Il m'a regardée, un froncement de sourcils plissant son front – le Parrain, discutant de questions de principe. « Ce sont des faibles. Un homme qui ne peut pas contrôler ses propres appétits ne peut pas être digne de confiance pour contrôler quoi que ce soit d'autre. La loyauté, l'honneur – c'est la seule chose qui compte. Un homme qui brise ses vœux envers sa femme trahira sa Famille. »
L'hypocrisie était si épaisse que j'aurais pu m'étouffer. Il le croyait vraiment ; dans son esprit, ses règles ne s'appliquaient tout simplement pas à lui.
Il a serré ma main. « Tu n'as jamais à t'inquiéter de ça, Maïa. »
Dix minutes plus tard, son téléphone a sonné. Il a jeté un coup d'œil à l'écran, son expression vacillant. « Une urgence. Un problème avec les syndicats du port. Je dois m'en occuper. »
Il m'a embrassée sur la joue, un geste rapide et dédaigneux. « Je rentrerai tard. Ne m'attends pas. »
Je l'ai regardé sortir de la voiture et monter dans un autre Mercedes noir qui s'était arrêté silencieusement derrière nous. Alors qu'il s'éloignait à toute vitesse, je me suis penchée en avant.
« Franck, » ai-je dit à notre chauffeur. Franck était un homme discret d'une cinquantaine d'années, un soldat de rang inférieur qui était avec la famille depuis des décennies. Il avait toujours été gentil avec moi, d'une manière distante et respectueuse. « Suivez-le. »
Les yeux de Franck ont rencontré les miens dans le rétroviseur. Il n'y avait aucune question en eux, seulement une lueur de compréhension. Il savait. Bien sûr qu'il savait. Tout le monde savait. Il a fait un seul signe de tête, presque imperceptible, et a inséré la voiture dans la circulation.
Nous n'avons pas eu à aller loin. La voiture de Léo s'est arrêtée quelques rues plus loin, dans une zone industrielle sombre sous le périphérique. Une femme est sortie de l'ombre. Eva.
Elle est montée à l'arrière de son Mercedes. La lumière intérieure s'est allumée un instant, juste assez longtemps pour que je la voie lui jeter les bras autour du cou. Puis il a fait noir.
Franck et moi sommes restés assis en silence, à une soixantaine de mètres, le moteur ronronnant doucement. Nous avons regardé la silhouette de la voiture. Nous avons regardé alors qu'elle commençait à se balancer – un rythme sordide et frénétique battant au cœur de la ville endormie.
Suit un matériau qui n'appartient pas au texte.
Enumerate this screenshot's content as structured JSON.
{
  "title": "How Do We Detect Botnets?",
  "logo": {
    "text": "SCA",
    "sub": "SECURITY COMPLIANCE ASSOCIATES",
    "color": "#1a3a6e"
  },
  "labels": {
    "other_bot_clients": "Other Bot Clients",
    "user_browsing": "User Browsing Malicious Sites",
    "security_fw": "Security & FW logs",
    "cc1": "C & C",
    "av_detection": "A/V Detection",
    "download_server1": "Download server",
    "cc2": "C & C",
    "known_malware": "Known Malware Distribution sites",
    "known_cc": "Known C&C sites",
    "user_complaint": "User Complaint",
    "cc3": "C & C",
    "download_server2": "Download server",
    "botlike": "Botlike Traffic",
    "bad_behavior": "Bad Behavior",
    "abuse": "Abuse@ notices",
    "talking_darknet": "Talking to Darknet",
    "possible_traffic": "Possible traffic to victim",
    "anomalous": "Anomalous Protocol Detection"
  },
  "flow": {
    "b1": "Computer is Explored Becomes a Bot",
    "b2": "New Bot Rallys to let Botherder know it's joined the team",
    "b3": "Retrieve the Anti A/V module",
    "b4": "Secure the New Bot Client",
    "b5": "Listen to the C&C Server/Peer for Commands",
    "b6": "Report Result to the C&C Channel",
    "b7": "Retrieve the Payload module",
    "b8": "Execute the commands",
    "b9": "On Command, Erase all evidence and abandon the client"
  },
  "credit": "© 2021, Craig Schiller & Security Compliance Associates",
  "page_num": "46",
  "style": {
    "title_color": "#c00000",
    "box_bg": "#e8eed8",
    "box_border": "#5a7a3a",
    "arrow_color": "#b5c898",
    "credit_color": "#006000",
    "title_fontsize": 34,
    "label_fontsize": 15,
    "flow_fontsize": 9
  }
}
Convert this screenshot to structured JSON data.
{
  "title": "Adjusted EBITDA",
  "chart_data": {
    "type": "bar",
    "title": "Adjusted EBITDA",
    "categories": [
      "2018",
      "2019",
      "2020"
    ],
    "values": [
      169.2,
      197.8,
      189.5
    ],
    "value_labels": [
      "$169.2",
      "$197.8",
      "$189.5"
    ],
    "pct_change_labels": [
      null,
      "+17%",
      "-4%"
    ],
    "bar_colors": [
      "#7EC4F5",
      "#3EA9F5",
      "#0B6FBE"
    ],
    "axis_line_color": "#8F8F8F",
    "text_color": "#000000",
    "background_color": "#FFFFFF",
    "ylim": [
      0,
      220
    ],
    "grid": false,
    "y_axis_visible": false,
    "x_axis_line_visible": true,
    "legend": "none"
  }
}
Ce n'était pas une liaison passionnée. C'était bon marché. Sale. Un manque de discrétion choquant pour un homme dont la vie dépendait du contrôle et de la projection d'une image de pouvoir intouchable. Ça – c'était le vrai Léo. Pas le puissant Parrain, mais un homme faible qui se cachait à l'arrière de sa voiture.
Mon cœur ne s'est pas brisé. Il avait déjà été pulvérisé. Ce n'était que balayer les dernières poussières.
Après un long moment, Franck s'est raclé la gorge. Il ne s'est pas retourné. Il a juste gardé les yeux fixés sur la scène devant nous.
« Je suis désolé, Madame Gallo, » a-t-il dit, sa voix rauque d'une émotion que je ne pouvais pas identifier. De la pitié ? Du dégoût ?
Cette sympathie simple et silencieuse d'un homme juré au service de Léo était la confirmation finale. C'était une fissure dans le mur de peur et de silence qui entourait mon mari.
Et une fissure était tout ce dont j'avais besoin pour tout faire s'effondrer.